Choosing a database is one of the most important decisions you will make before starting a project. There are several database paradigms and each one has its own applications.
Let’s start with the simplest ones.
Popular examples include Redis and mem-cache. The database itself is kind of like a Javascript object or a Python dictionary, every key is unique and contains a value associated with it. In Redis, for example, we use the following commands to fetch/set values.
1
2
3
4
5
6
7
8
9
redis > SET user: 23: bio“ i like turtles”
>>
OK
redis > GET user: 23: bio
>>
”i like turtles”
These databases usually store the values in the main memory, unlike other paradigms which do so in the secondary memory. This makes the key-value databases very fast but limits the amount you can store in them. No joins/relations are possible. Hence, these are mostly only used for caching and are sometimes used as a layer over a different persistent database.
A “wide” column can be understood as if we took a key-value pair database and added an extra dimension to its values where each key points to a bunch of columns. HBase is a very well-known member of this family.
As you can see in the above example, the key of “bob” points to a column group which has “name”, “age”, “eyes”, while “alice” points to a column group which has only “name” and “eyes”. This makes data grouping possible, but unlike relational databases, no predefined schema is required. Since no predefined schema is required you can scale up very easily but joins are not available.
Users interact with it using a query language called CQL. It is mostly used when there are frequent writes in the data but infrequent reads. For example, Netflix uses it to store the history of shows you watched. Even this is not used as a primary database.
Most probably you have worked with or are familiar with this database paradigm. Popular examples include MongoDB, Firestore, etc. Here, we have documents, where each document is a container for key-value pairs. These are non-structured and don’t require a schema.

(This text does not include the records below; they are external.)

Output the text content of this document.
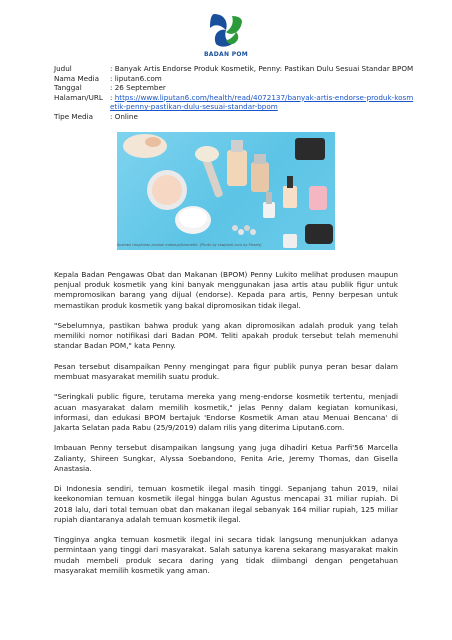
BADAN POM
Judul	: Banyak Artis Endorse Produk Kosmetik, Penny: Pastikan Dulu Sesuai Standar BPOM
Nama Media	: liputan6.com
Tanggal	: 26 September
Halaman/URL : https://www.liputan6.com/health/read/4072137/banyak-artis-endorse-produk-kosmetik-penny-pastikan-dulu-sesuai-standar-bpom
Tipe Media	: Online
Ilustrasi rangkaian produk makeup/kosmetik. (Photo by rawpixel.com by Pexels)

Kepala Badan Pengawas Obat dan Makanan (BPOM) Penny Lukito melihat produsen maupun penjual produk kosmetik yang kini banyak menggunakan jasa artis atau publik figur untuk mempromosikan barang yang dijual (endorse). Kepada para artis, Penny berpesan untuk memastikan produk kosmetik yang bakal dipromosikan tidak ilegal.

"Sebelumnya, pastikan bahwa produk yang akan dipromosikan adalah produk yang telah memiliki nomor notifikasi dari Badan POM. Teliti apakah produk tersebut telah memenuhi standar Badan POM," kata Penny.

Pesan tersebut disampaikan Penny mengingat para figur publik punya peran besar dalam membuat masyarakat memilih suatu produk.

"Seringkali public figure, terutama mereka yang meng-endorse kosmetik tertentu, menjadi acuan masyarakat dalam memilih kosmetik," jelas Penny dalam kegiatan komunikasi, informasi, dan edukasi BPOM bertajuk 'Endorse Kosmetik Aman atau Menuai Bencana' di Jakarta Selatan pada Rabu (25/9/2019) dalam rilis yang diterima Liputan6.com.

Imbauan Penny tersebut disampaikan langsung yang juga dihadiri Ketua Parfi'56 Marcella Zalianty, Shireen Sungkar, Alyssa Soebandono, Fenita Arie, Jeremy Thomas, dan Gisella Anastasia.

Di Indonesia sendiri, temuan kosmetik ilegal masih tinggi. Sepanjang tahun 2019, nilai keekonomian temuan kosmetik ilegal hingga bulan Agustus mencapai 31 miliar rupiah. Di 2018 lalu, dari total temuan obat dan makanan ilegal sebanyak 164 miliar rupiah, 125 miliar rupiah diantaranya adalah temuan kosmetik ilegal.

Tingginya angka temuan kosmetik ilegal ini secara tidak langsung menunjukkan adanya permintaan yang tinggi dari masyarakat. Salah satunya karena sekarang masyarakat makin mudah membeli produk secara daring yang tidak diimbangi dengan pengetahuan masyarakat memilih kosmetik yang aman.
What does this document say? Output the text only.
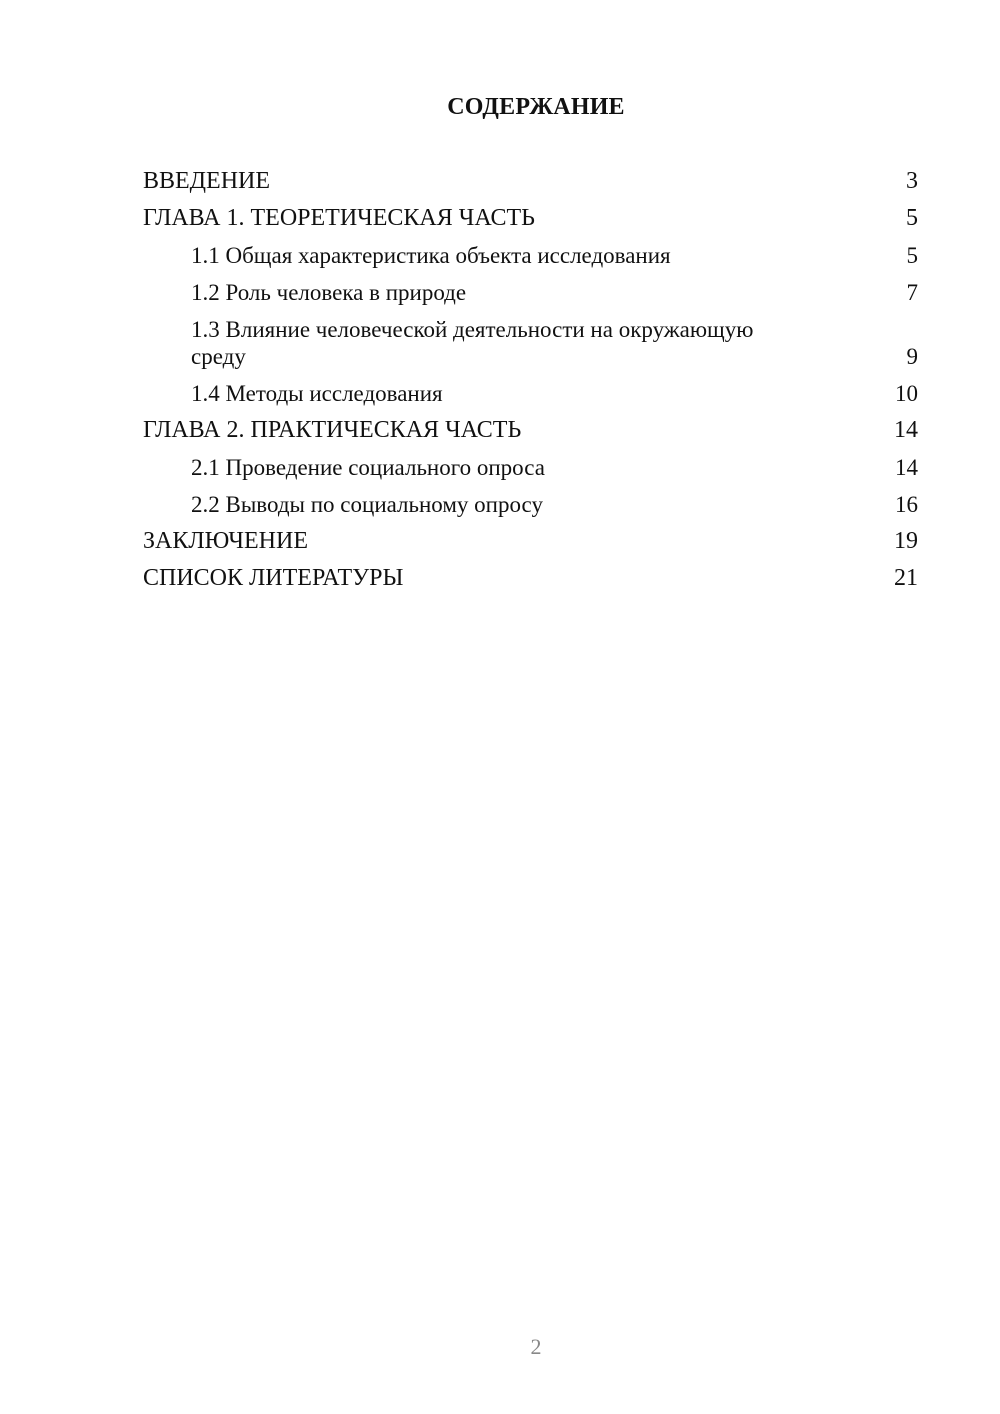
СОДЕРЖАНИЕ
ВВЕДЕНИЕ	3
ГЛАВА 1. ТЕОРЕТИЧЕСКАЯ ЧАСТЬ	5
1.1 Общая характеристика объекта исследования	5
1.2 Роль человека в природе	7
1.3 Влияние человеческой деятельности на окружающую среду	9
1.4 Методы исследования	10
ГЛАВА 2. ПРАКТИЧЕСКАЯ ЧАСТЬ	14
2.1 Проведение социального опроса	14
2.2 Выводы по социальному опросу	16
ЗАКЛЮЧЕНИЕ	19
СПИСОК ЛИТЕРАТУРЫ	21
2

These documents are grouped together in collections. Fields within these collections can be indexed and the collections can be arranged in a logical hierarchy.
Although these are schema-less you can perform relational-ish queries to some degree, but joins are also not supported here. Since joins are not supported, instead of normalizing the database, we embed it into one document. These are really easy to get started with and are good for any applications that will not require joins a lot. They are not ideal for apps that use a graph data structure a lot like Facebook.
This is an almost fifty-year old database paradigm, but it is still the most popular one. Some examples are MySQL and PostgreSQL. Most probably all of you are familiar with this. A few years after its mathematical conception, SQL was developed which is still used to this date.
The data is arranged in different tables, which are called relations. Each column is an attribute and each row is an entity for which these attributes hold some value. Each entity is recognized by a primary key. Joins are executed with the help of foreign keys and tables are normalized to make the database more optimized and less error prone. The only drawback of this database is that a schema is required beforehand, which is really tough to change once you’ve started working with it. These also support ACID properties of transactions, which means that the data’s integrity is guaranteed even if there is some hardware failure, which is important for banks. These are ideal for most apps, but not good for unstructured data.
Here the data are represented as nodes and the relation between them as directed edges. Popular options are neo4j or dGraph. Let’s say we want to build a many-to-many relationship in SQL, which you can read about here LINK . We will need a third table to act as a junction, but with graph databases, we can cut the middleman directly.
These can be an alternative to SQL databases. These are popularly used in recommendation engines like the one used at Airbnb.
If you want your database to return the most relevant results from a huge amount of data in a very short period of time, you’ll want a full-text search engine. Algolia is a very popular one in this case. It works by analyzing the data under the hood and creating the index under the hood, which then gives a very fast retrieval performance. It’s similar to the index in the back of a text-book.
So whenever a user searches something, instead of searching the whole document it searches only the index. This is expensive to run at scale but adds a lot of value to UX if you are building a search bar, for example.
In this, we only specify the type of data the frontend wants to consume, and then according to that the GRAPHQL query is made. A popular one here is Fauna. If we upload our GraphQL to Fauna it automatically generates a collection where we can store and index data. Under the hood, it takes advantage of the different paradigms we have studied so far. It’s also very fast and ACID-compliant like the relational database. It’s kind of a magic bullet but you should know the underlying concepts to get good with this one.